Под чужим небом | страница 57



— Мама дома? — спросила она, как будто от этого зависела их судьба.

— Легла отдохнуть.

— Замучилась я с ней.

Вошли в квартиру. Ангелина сбросила плащ, наскоро прибрала разбросанные вещи и занялась примусом. Таров украдкой посматривал на нее, отыскивая милые сердцу черты в этой полногрудой женщине с сильными бедрами. Лицо мало изменилось. Только на веках обозначилась прозрачная синева и прожилки, да лучики морщин вокруг глаз и в уголках губ.

Ангелина накрыла стол, пригласила Ермака. Занимаясь домашними делами, она старалась не встречаться с ним взглядом.

— Ну, рассказывай, где пропадал? Почему не писал столько лет? — спросила Ангелина, когда они уселись за стол друг против друга.

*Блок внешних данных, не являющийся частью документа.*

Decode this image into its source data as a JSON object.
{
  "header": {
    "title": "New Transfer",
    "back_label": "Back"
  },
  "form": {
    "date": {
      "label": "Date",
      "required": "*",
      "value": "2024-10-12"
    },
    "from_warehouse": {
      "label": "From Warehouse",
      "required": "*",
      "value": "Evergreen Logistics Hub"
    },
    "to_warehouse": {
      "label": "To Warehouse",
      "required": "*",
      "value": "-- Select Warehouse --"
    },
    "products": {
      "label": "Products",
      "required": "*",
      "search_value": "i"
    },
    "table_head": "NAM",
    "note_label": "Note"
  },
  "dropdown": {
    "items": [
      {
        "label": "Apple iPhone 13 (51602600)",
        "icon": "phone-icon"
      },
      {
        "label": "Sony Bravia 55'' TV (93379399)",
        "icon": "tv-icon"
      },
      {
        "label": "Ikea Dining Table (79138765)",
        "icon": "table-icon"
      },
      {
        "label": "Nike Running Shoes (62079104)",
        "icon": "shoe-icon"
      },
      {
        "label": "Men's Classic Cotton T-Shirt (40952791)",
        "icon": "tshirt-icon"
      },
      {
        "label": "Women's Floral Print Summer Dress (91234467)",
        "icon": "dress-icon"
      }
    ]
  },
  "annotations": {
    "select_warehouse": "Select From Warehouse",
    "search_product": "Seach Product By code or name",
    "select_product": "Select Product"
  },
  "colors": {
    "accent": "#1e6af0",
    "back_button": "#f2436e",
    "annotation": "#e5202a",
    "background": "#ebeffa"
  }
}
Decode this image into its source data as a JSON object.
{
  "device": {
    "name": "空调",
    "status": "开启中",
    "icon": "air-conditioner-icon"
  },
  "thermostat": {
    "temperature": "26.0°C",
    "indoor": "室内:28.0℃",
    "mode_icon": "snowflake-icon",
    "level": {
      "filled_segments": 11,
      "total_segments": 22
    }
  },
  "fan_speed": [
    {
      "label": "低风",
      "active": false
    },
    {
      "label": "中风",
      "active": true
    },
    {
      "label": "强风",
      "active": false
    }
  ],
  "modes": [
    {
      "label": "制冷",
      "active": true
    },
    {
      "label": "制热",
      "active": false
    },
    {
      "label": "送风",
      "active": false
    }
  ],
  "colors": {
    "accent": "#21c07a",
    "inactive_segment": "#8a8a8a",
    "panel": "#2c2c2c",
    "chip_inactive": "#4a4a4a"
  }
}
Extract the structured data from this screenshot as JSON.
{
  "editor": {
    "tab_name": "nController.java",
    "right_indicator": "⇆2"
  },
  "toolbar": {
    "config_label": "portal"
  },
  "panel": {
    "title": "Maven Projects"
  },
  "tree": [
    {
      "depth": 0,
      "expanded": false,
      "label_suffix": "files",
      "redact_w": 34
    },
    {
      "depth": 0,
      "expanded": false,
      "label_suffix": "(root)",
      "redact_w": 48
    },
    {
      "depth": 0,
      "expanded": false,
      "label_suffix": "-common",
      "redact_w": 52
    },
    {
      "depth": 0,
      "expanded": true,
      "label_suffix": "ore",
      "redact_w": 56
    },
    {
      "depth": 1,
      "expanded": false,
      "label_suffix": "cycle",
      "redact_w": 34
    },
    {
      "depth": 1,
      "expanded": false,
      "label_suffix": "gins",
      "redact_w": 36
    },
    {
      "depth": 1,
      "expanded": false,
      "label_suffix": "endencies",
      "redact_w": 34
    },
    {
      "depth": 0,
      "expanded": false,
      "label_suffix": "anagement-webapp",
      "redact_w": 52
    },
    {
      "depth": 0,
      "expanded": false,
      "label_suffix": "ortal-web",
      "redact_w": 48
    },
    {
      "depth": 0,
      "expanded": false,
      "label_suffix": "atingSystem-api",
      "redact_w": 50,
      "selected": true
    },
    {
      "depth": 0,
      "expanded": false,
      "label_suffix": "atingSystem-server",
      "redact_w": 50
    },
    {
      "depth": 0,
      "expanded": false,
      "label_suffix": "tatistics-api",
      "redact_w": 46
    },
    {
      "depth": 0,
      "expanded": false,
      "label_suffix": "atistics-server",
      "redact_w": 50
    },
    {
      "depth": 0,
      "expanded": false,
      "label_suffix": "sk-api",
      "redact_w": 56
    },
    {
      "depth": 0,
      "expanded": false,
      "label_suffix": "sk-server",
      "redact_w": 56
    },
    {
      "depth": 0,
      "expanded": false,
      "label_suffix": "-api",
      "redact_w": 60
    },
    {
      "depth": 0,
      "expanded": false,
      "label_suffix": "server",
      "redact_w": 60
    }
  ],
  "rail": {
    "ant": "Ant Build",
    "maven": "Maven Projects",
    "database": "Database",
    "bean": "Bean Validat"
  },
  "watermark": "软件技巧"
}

— Был я в далеких краях, откуда писать не полагается, — начал Ермак Дионисович. В Москве он советовался с Асояном. Тот сказал, что Таров может открыться перед женою, если верит ей. «Разумеется, о содержании работы говорить нельзя», — предупредил Павел Иванович.

— В лагере что ли?

— За границей, в Маньчжурии.

— Как попал туда?

— Служил в белой армии. Помнишь есаула Семенова, который угощал нас в «Метрополе» в день твоего рождения? Он стал атаманом казачьих войск, вот у него я и служил, с ним за кордон ушел. Сейчас многие возвращаются на родину. Вины за мною нет — и мне разрешили...

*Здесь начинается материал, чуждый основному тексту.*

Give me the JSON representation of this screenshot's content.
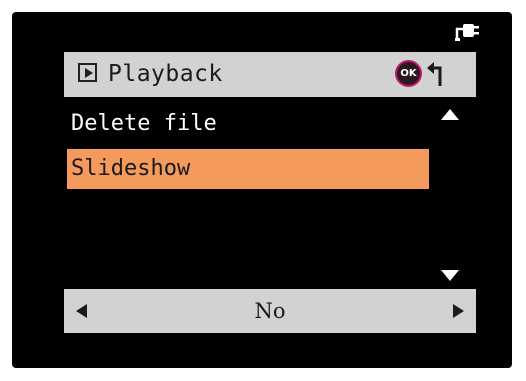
{
  "header": {
    "mode_icon": "playback-icon",
    "title": "Playback",
    "ok_label": "OK",
    "back_icon": "back-arrow-icon"
  },
  "status": {
    "power_icon": "power-plug-icon"
  },
  "menu": {
    "items": [
      {
        "label": "Delete file",
        "selected": false
      },
      {
        "label": "Slideshow",
        "selected": true
      }
    ],
    "scroll_up_icon": "scroll-up-arrow-icon",
    "scroll_down_icon": "scroll-down-arrow-icon"
  },
  "value_selector": {
    "value": "No",
    "prev_icon": "left-arrow-icon",
    "next_icon": "right-arrow-icon"
  },
  "colors": {
    "background": "#000000",
    "bar": "#d2d2d2",
    "highlight": "#f39a5c",
    "ok_ring": "#c21770"
  }
}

— А я-то с ума сходила. Куда только ни писала, отовсюду отвечали: сведений не имеется. В двадцать втором году ездила в Верхнеудинск и там ничего не нашла. У тебя родных не осталось что ли?

— Тетка живет там, по мужу Бурдукова она, братьев и сестер у меня нет, я говорил тебе.

— Как там жил?

— Великий Данте писал так: «И горек чужой хлеб и тяжелы ступени чужого крыльца».

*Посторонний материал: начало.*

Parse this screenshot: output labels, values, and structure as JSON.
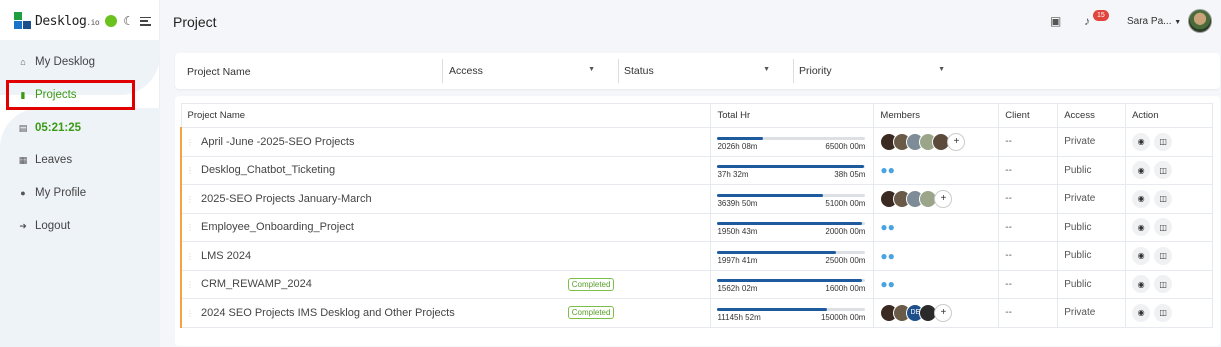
{
  "app": {
    "logo_text": "Desklog",
    "logo_suffix": ".io",
    "page_title": "Project",
    "notification_count": "15",
    "user_name": "Sara Pa...",
    "icons": {
      "moon": "moon-icon",
      "menu": "hamburger-icon",
      "screenshot": "camera-icon",
      "bell": "bell-icon"
    }
  },
  "sidebar": {
    "items": [
      {
        "label": "My Desklog",
        "icon": "home-icon"
      },
      {
        "label": "Projects",
        "icon": "book-icon"
      },
      {
        "label": "05:21:25",
        "icon": "timer-icon"
      },
      {
        "label": "Leaves",
        "icon": "calendar-icon"
      },
      {
        "label": "My Profile",
        "icon": "user-icon"
      },
      {
        "label": "Logout",
        "icon": "logout-icon"
      }
    ]
  },
  "filters": {
    "project_name_label": "Project Name",
    "access_label": "Access",
    "status_label": "Status",
    "priority_label": "Priority"
  },
  "table": {
    "columns": [
      "Project Name",
      "Total Hr",
      "Members",
      "Client",
      "Access",
      "Action"
    ],
    "rows": [
      {
        "name": "April -June -2025-SEO Projects",
        "status": "",
        "spent": "2026h 08m",
        "total": "6500h 00m",
        "progress": 0.31,
        "members": "avatars5",
        "client": "--",
        "access": "Private"
      },
      {
        "name": "Desklog_Chatbot_Ticketing",
        "status": "",
        "spent": "37h 32m",
        "total": "38h 05m",
        "progress": 0.99,
        "members": "group",
        "client": "--",
        "access": "Public"
      },
      {
        "name": "2025-SEO Projects January-March",
        "status": "",
        "spent": "3639h 50m",
        "total": "5100h 00m",
        "progress": 0.71,
        "members": "avatars4",
        "client": "--",
        "access": "Private"
      },
      {
        "name": "Employee_Onboarding_Project",
        "status": "",
        "spent": "1950h 43m",
        "total": "2000h 00m",
        "progress": 0.98,
        "members": "group",
        "client": "--",
        "access": "Public"
      },
      {
        "name": "LMS 2024",
        "status": "",
        "spent": "1997h 41m",
        "total": "2500h 00m",
        "progress": 0.8,
        "members": "group",
        "client": "--",
        "access": "Public"
      },
      {
        "name": "CRM_REWAMP_2024",
        "status": "Completed",
        "spent": "1562h 02m",
        "total": "1600h 00m",
        "progress": 0.98,
        "members": "group",
        "client": "--",
        "access": "Public"
      },
      {
        "name": "2024 SEO Projects IMS Desklog and Other Projects",
        "status": "Completed",
        "spent": "11145h 52m",
        "total": "15000h 00m",
        "progress": 0.74,
        "members": "avatarsDE",
        "client": "--",
        "access": "Private"
      }
    ]
  },
  "colors": {
    "brand_green": "#6bc21f",
    "progress_blue": "#1e5a9e",
    "row_marker": "#f4a340",
    "highlight": "#e00000"
  }
}
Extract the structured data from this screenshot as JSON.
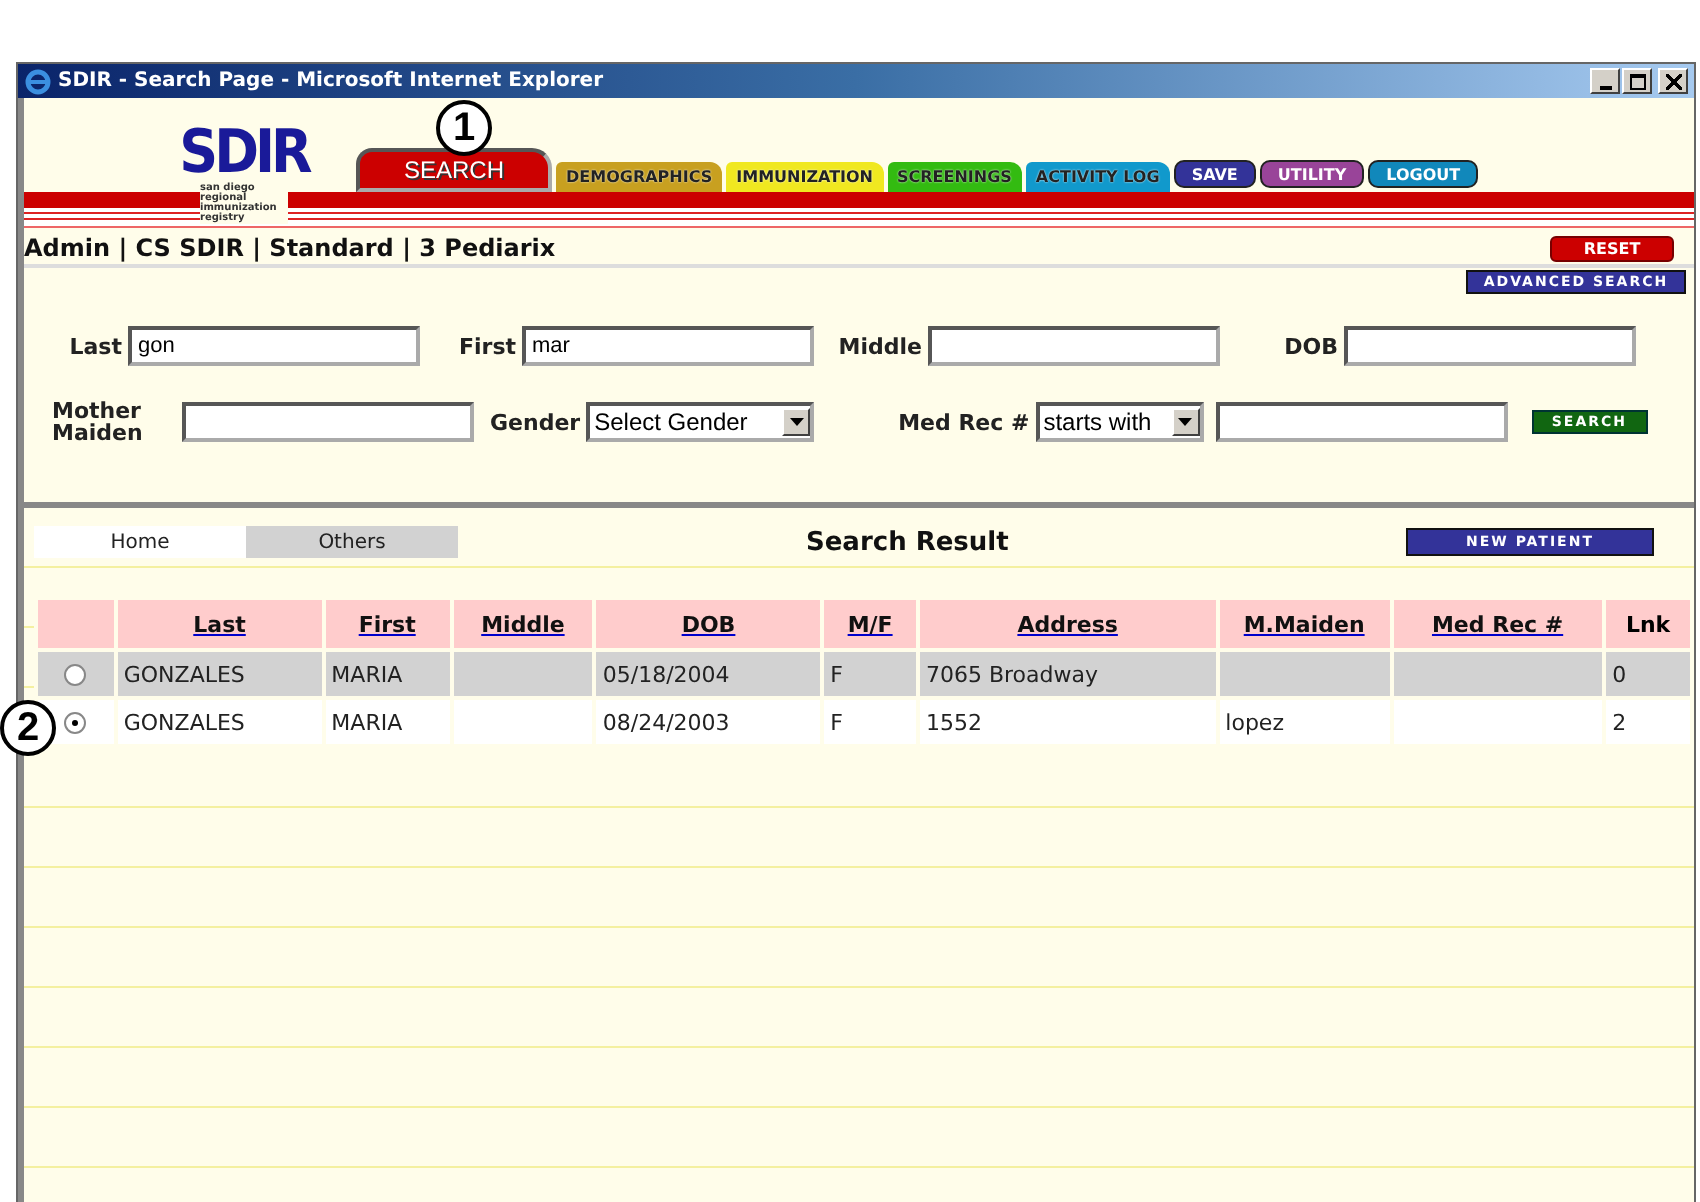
{
  "window": {
    "title": "SDIR - Search Page - Microsoft Internet Explorer"
  },
  "logo": {
    "text": "SDIR",
    "subtitle": "san diego regional immunization registry"
  },
  "nav": [
    {
      "label": "SEARCH",
      "kind": "tab",
      "color": "#cc0000",
      "selected": true
    },
    {
      "label": "DEMOGRAPHICS",
      "kind": "tab",
      "color": "#c8a020",
      "selected": false
    },
    {
      "label": "IMMUNIZATION",
      "kind": "tab",
      "color": "#f0e820",
      "selected": false
    },
    {
      "label": "SCREENINGS",
      "kind": "tab",
      "color": "#33bb11",
      "selected": false
    },
    {
      "label": "ACTIVITY LOG",
      "kind": "tab",
      "color": "#1199cc",
      "selected": false
    },
    {
      "label": "SAVE",
      "kind": "button",
      "color": "#333399"
    },
    {
      "label": "UTILITY",
      "kind": "button",
      "color": "#994499"
    },
    {
      "label": "LOGOUT",
      "kind": "button",
      "color": "#1188bb"
    }
  ],
  "user_info": "Admin | CS SDIR | Standard | 3 Pediarix",
  "reset_button": "RESET",
  "advanced_search_button": "ADVANCED SEARCH",
  "form": {
    "last": {
      "label": "Last",
      "value": "gon"
    },
    "first": {
      "label": "First",
      "value": "mar"
    },
    "middle": {
      "label": "Middle"
    },
    "dob": {
      "label": "DOB"
    },
    "mother_maiden": {
      "label": "Mother Maiden"
    },
    "gender": {
      "label": "Gender",
      "value": "Select Gender"
    },
    "med_rec": {
      "label": "Med Rec #",
      "mode": "starts with"
    },
    "search_button": "SEARCH"
  },
  "result_tabs": [
    {
      "label": "Home",
      "selected": true
    },
    {
      "label": "Others",
      "selected": false
    }
  ],
  "result_title": "Search Result",
  "new_patient_button": "NEW PATIENT",
  "table": {
    "columns": [
      "Last",
      "First",
      "Middle",
      "DOB",
      "M/F",
      "Address",
      "M.Maiden",
      "Med Rec #",
      "Lnk"
    ],
    "rows": [
      {
        "selected": false,
        "cells": [
          "GONZALES",
          "MARIA",
          "",
          "05/18/2004",
          "F",
          "7065 Broadway",
          "",
          "",
          "0"
        ]
      },
      {
        "selected": true,
        "cells": [
          "GONZALES",
          "MARIA",
          "",
          "08/24/2003",
          "F",
          "1552",
          "lopez",
          "",
          "2"
        ]
      }
    ]
  },
  "callouts": [
    "1",
    "2"
  ]
}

— Чего же ты раньше не возвращался?

— Это не простое дело. Сейчас возвращаются наши люди, работавшие на КВЖД, вот и я за компанию с ними. — С такой легендой Таров вернулся на родину и не хотел искать другого объяснения: он пока не знал, как сложатся отношения с Ангелиной. — Ну а ты как жила?

— Я думаю, мама успела доложить тебе, — не то осуждающе, не то с грустной усмешкой проговорила она. — Жить надо...

Ангелина откровенно рассказала о своей нелегкой жизни, плакала. Откровенность и слезы подкупили Тарова. Ему подумалось, что любовь жива, что ее можно воскресить, влить в нее новые силы. Он остался у жены.

Проходили дни, недели, и Ермак Дионисович все больше убеждался в своей ошибке. Любовь ушла, остались воспоминания о ней, которые он принял за самую любовь, и еще — жалость.